Question

For the circuits shown in figures I and II, the voltmeter reading would be

A. 2V in circuit I and 0V in circuit II
B. 0V in both circuits
C. 2V in both circuits
D. 0V in circuit I and 2V in circuit II

Answer 1

A voltmeter connected across a resistance, measures the potential drop that the resistance creates. This potential drop can simply be calculated by Ohm's law by knowing the value of current in the circuit.

Formula used:
Ohm’s law: Voltage drop across a resistance is given as:
V=IR;
when a current of I ampere is flowing in the circuit.

Complete answer:
We must first carefully observe the two circuits and try to compare and contrast them. Upon looking closely, we will find that in circuit I, the key is not placed in the circuit. This means that circuit I is not a closed circuit, so no current flows in that circuit and therefore the potential drop across the resistance will be 0 V. This, itself will provide us the right answer without any need to proceed further but just to make sure, we analyze circuit II with the help of Ohm's law. In circuit II, the key is placed, i.e., circuit is closed. A current will flow in the circuit which can be found out with the help of expression:
$I = \dfrac{E}{R}$
$I = \dfrac{2V}{2 \Omega }$A
I = 1A.
Again using Ohm's law, across resistance R, we get a potential drop of:
$V = 1 A \times 2 \Omega$
V = 2V.
Therefore, in circuit II, the voltmeter will measure a potential difference of 2V.

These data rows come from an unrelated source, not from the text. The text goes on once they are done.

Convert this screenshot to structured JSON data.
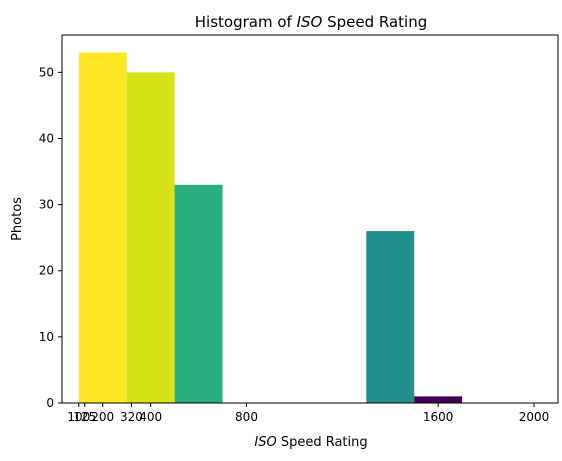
{
  "chart_data": {
    "type": "bar",
    "title_prefix": "Histogram of ",
    "title_italic": "ISO",
    "title_suffix": " Speed Rating",
    "xlabel_italic": "ISO",
    "xlabel_suffix": " Speed Rating",
    "ylabel": "Photos",
    "xlim": [
      30,
      2100
    ],
    "ylim": [
      0,
      55.65
    ],
    "x_ticks": [
      100,
      125,
      200,
      320,
      400,
      800,
      1600,
      2000
    ],
    "x_tick_labels": [
      "100",
      "125",
      "200",
      "320",
      "400",
      "800",
      "1600",
      "2000"
    ],
    "y_ticks": [
      0,
      10,
      20,
      30,
      40,
      50
    ],
    "y_tick_labels": [
      "0",
      "10",
      "20",
      "30",
      "40",
      "50"
    ],
    "bins": [
      {
        "x0": 100,
        "x1": 300,
        "value": 53,
        "color": "#fde725"
      },
      {
        "x0": 300,
        "x1": 500,
        "value": 50,
        "color": "#d8e219"
      },
      {
        "x0": 500,
        "x1": 700,
        "value": 33,
        "color": "#29af7f"
      },
      {
        "x0": 1300,
        "x1": 1500,
        "value": 26,
        "color": "#21908d"
      },
      {
        "x0": 1500,
        "x1": 1700,
        "value": 1,
        "color": "#440154"
      }
    ],
    "grid": false
  }
}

Therefore, the correct answer is option (D) i.e., we get a reading of 0V in circuit I and a reading of 2V in circuit II.

Additional information:
There is another method for dealing with such types of questions called Kirchhoff's voltage law. If we are given any loop with (or without) an emf, we can say that the sum of the products of all resistances and their respective currents is equal to the emf in the loop. Like in our case, we can clearly observe that there is only a single resistance so entire potential is dropped across that resistance only.

Note:
One might cut a step and directly say that the entire potential is dropped across the resistance R, so the potential drop across the resistance R will be 2V. One will get the right answer but in such case, if we were given that the emf had an internal resistance, then the current in the circuit would have been different.